Joe Maddon is back home in his native Pennsylvania this summer, enjoying gardening, golfing and grilling.

He isn’t missing baseball, away from the major leagues for the first time in 47 years, he told the Tampa Bay Times in an interview published Saturday.

Still, he opened up on the state of the game today and his firing by the Los Angeles Angels this summer as the team was mired in a 12-game losing streak.

Maddon, 68, has a career record of 1,382-1,216 in 16 full and three partial seasons as a manager with the Tampa Bay Rays, Chicago Cubs and Angels. He led two teams to pennants and the Cubs to a World Series victory in 2016.

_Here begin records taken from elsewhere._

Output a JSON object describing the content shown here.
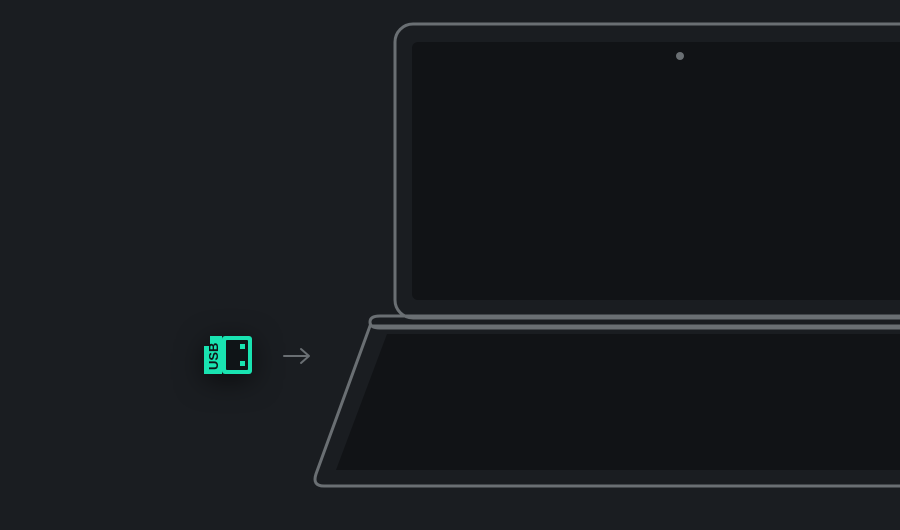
{
  "colors": {
    "background": "#1a1d21",
    "outline": "#6a6f73",
    "outline_dark": "#4a4e52",
    "accent": "#19e3b1",
    "panel": "#111316"
  },
  "usb": {
    "label": "USB"
  }
}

He isn’t eager to return to baseball unless the situation is just right, and that would be in a place where analytics don’t drive the organization and the manager is allowed to manage. He told the Times he doesn’t want to be a “middle manager” in a system where the front office has wormed its way into the decision-making on the field.

“When people keep blaming the dugout for a lot of the things they’re seeing, they need to understand they shouldn’t be doing that,” Maddon said. “Because the manager has so many voices in the back of his head by the time the game begins, it’s not his game like it had been. It’s absolutely the front office’s game.”

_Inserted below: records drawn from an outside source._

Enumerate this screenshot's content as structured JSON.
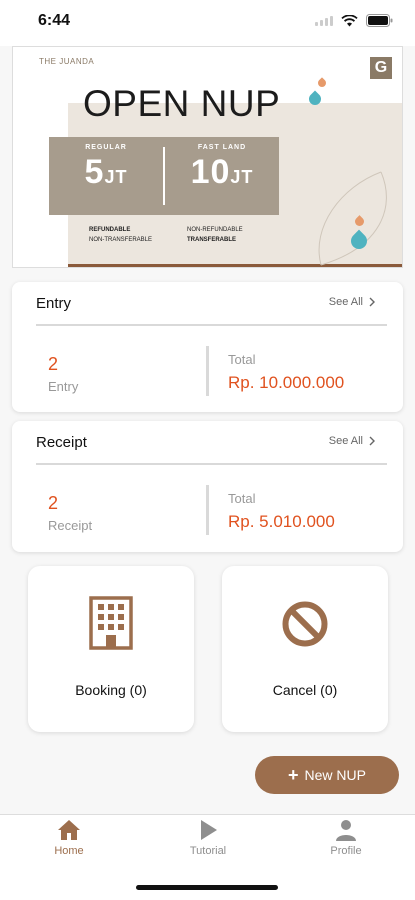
{
  "status": {
    "time": "6:44"
  },
  "banner": {
    "brand": "THE JUANDA",
    "title": "OPEN NUP",
    "regular_label": "REGULAR",
    "regular_value": "5",
    "regular_unit": "JT",
    "fastland_label": "FAST LAND",
    "fastland_value": "10",
    "fastland_unit": "JT",
    "regular_terms_1": "REFUNDABLE",
    "regular_terms_2": "NON-TRANSFERABLE",
    "fastland_terms_1": "NON-REFUNDABLE",
    "fastland_terms_2": "TRANSFERABLE",
    "logo_letter": "G"
  },
  "entry": {
    "title": "Entry",
    "see_all": "See All",
    "count": "2",
    "count_label": "Entry",
    "total_label": "Total",
    "total_value": "Rp. 10.000.000"
  },
  "receipt": {
    "title": "Receipt",
    "see_all": "See All",
    "count": "2",
    "count_label": "Receipt",
    "total_label": "Total",
    "total_value": "Rp. 5.010.000"
  },
  "tiles": {
    "booking": "Booking (0)",
    "cancel": "Cancel (0)"
  },
  "fab": {
    "plus": "+",
    "label": "New NUP"
  },
  "nav": {
    "home": "Home",
    "tutorial": "Tutorial",
    "profile": "Profile"
  },
  "colors": {
    "accent": "#9c6e4d",
    "value_orange": "#e0521f",
    "nav_inactive": "#8e8e8e"
  }
}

That’s pervasive around the majors in all but just a few places, he said.

“It’s at the point where some GM should really just put a uniform on and go down to the dugout, or their main analytical membrane, he should go down to the dugout,” he told the Times.

“That’s something that should be done. Because they try to work this middle man kind of a thing. And what happens is when the performance isn’t what they think it should be, it’s never about the acquisitional process. It’s always about the inability of coaches and managers to get the best out of a player. And that’s where this tremendous disconnect is formed.”

That disconnect exists in Anaheim, Maddon said, adding the Angels have squandered the talents of two of the game’s brightest stars, Mike Trout and Shohei Ohtani, with their approach.

“The infrastructure needs to be improved. There’s a lot of things that need to be improved there,” Maddon said. “These guys can’t do it alone, obviously. It’s the non-sexy stuff that has to get better. It’s not just bright, shiny objects — they have that.”

Maddon worked for the Angels for 30 seasons before becoming manager of the Rays in 2006. He considered himself part of the fabric of the organization, but that’s over since he was fired June 7 with the Angels at 27-29 after a strong start to the year.

“It’s like, once that happened, I dissolved my affiliation with them,” Maddon said. “There’s no emotion anymore. There’s no anything. It’s like to me they don’t even exist, organizationally.”